Monday, January 25, 2016

M is for Malapropism

[mal-uh-prop-iz-uh m] 

According to Literary Devices:

Malapropism in literature refers to the practice of misusing words by substituting words with similar sounding words that have different, often unconnected meanings, and thus creating a situation of confusion, misunderstanding and amusement. Malapropism is used to convey that the speaker or character is flustered, bothered, unaware or confused and as a result cannot employ proper diction. A trick to using malapropism is to ensure that the two words (the original and the substitute) sound similar enough for the reader to catch onto the intended switch and find humor in the result.
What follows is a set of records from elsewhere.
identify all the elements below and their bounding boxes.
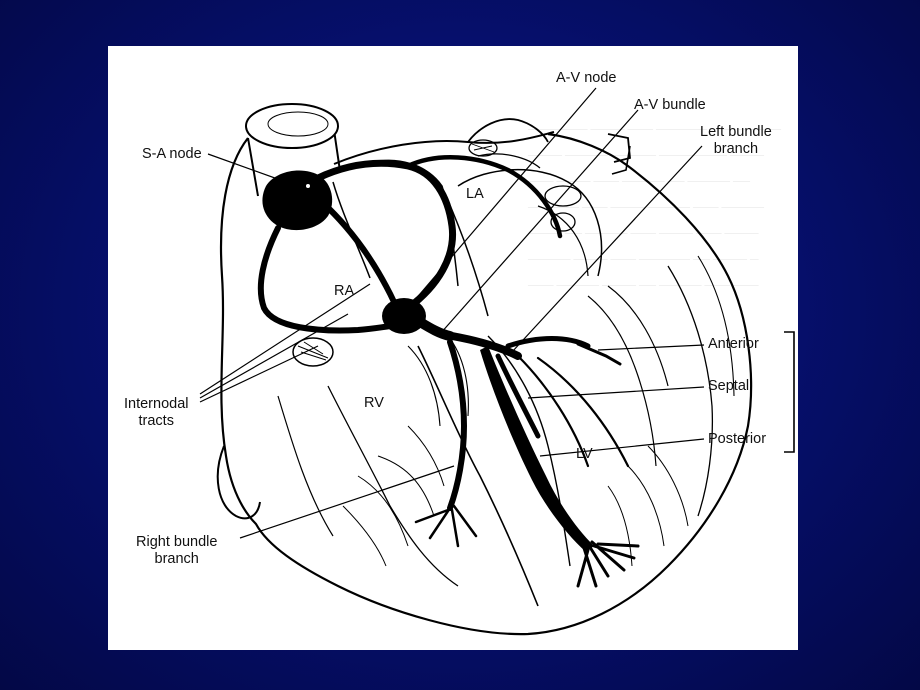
right-bundle-branch-path <box>447 339 468 511</box>
label-internodal-line2: tracts <box>138 413 174 429</box>
heart-conduction-diagram <box>199 87 795 636</box>
anterior-fascicle <box>505 336 591 349</box>
label-left-bundle-line2: branch <box>713 141 759 157</box>
label-right-bundle-line1: Right bundle <box>136 534 218 550</box>
coronary-sinus-opening <box>292 337 334 367</box>
leader-anterior <box>597 344 705 351</box>
internodal-tract-anterior <box>314 159 457 312</box>
interventricular-septum <box>417 345 539 607</box>
left-bundle-branch-path <box>448 332 522 360</box>
leader-av-bundle <box>439 109 639 335</box>
label-av-node: A-V node <box>556 70 617 86</box>
posterior-fascicle <box>480 346 594 552</box>
septal-fascicle <box>495 353 541 439</box>
vena-cava-opening <box>245 103 339 149</box>
purkinje-fibers-right <box>414 504 478 548</box>
leader-left-bundle <box>511 145 703 353</box>
label-anterior: Anterior <box>708 336 759 352</box>
internodal-tract-posterior <box>257 225 407 334</box>
label-sa-node: S-A node <box>142 146 202 162</box>
av-bundle-path <box>415 317 455 341</box>
label-right-bundle-line2: branch <box>154 551 199 567</box>
superior-vena-cava <box>247 129 341 197</box>
av-node-mass <box>382 298 426 334</box>
leader-posterior <box>539 438 705 457</box>
label-septal: Septal <box>708 378 750 394</box>
label-left-bundle-line1: Left bundle <box>700 124 772 140</box>
bachmann-bundle <box>405 155 563 239</box>
label-internodal-tracts: Internodal tracts <box>124 396 189 430</box>
leader-internodal-3 <box>199 345 319 403</box>
fascicle-bracket <box>784 331 795 453</box>
chamber-rv: RV <box>364 395 384 411</box>
right-atrium-wall <box>216 445 261 520</box>
label-right-bundle-branch: Right bundle branch <box>136 534 217 568</box>
heart-outline <box>219 132 753 636</box>
leader-internodal-2 <box>199 313 349 399</box>
label-av-bundle: A-V bundle <box>634 97 706 113</box>
leader-septal <box>527 386 705 399</box>
diagram-panel: ─────── ──── ─── ────── ─── ───── ──── ─… <box>108 46 798 650</box>
chamber-lv: LV <box>576 446 593 462</box>
label-internodal-line1: Internodal <box>124 396 189 412</box>
leader-av-node <box>407 87 597 309</box>
aortic-arch <box>333 131 555 165</box>
leader-sa-node <box>207 153 287 183</box>
leader-internodal-1 <box>199 283 371 395</box>
label-left-bundle-branch: Left bundle branch <box>700 124 772 158</box>
chamber-ra: RA <box>334 283 355 299</box>
leader-right-bundle <box>239 465 455 539</box>
chamber-la: LA <box>466 186 484 202</box>
sa-node-mass <box>262 170 333 231</box>
purkinje-fibers-left <box>576 540 640 588</box>
label-posterior: Posterior <box>708 431 767 447</box>
pulmonary-vein <box>607 133 631 163</box>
In the play Much Ado About Nothing, noted playwright William Shakespeare’s character Dogberry says, "Our watch, sir, have indeed comprehended two auspicious persons." Instead, what the character means to say is “"Our watch, sir, have indeed apprehended two suspicious persons."
Here a some hilarious examples of malapropism:
He had to use the fire distinguisher. (extinguisher)
Good punctuation means not to be late. (punctuality)
He is a wolf in cheap clothing. (sheep)
Michelangelo painted the Sixteenth Chapel. (Sistine)
Rainy weather can be hard on the sciences. (sinuses)
Having a good wife is called monotony. (monogamy)
Flying saucers are an optical conclusion. (illusion)
It is beyond my apprehension. (comprehension)

This post is a part of a collaborative project called, Blogging through the Alphabet. To read more 
click here and here


  1. I knew there was a word for those kinds of mix-ups, but I couldn't remember what it was. Some of them sound like what I heard my kids say when they were littler.

  2. We have a fair amount of them around here...and they're even funnier when the kids don't realize it!

  3. I had no ID what that literal term meant!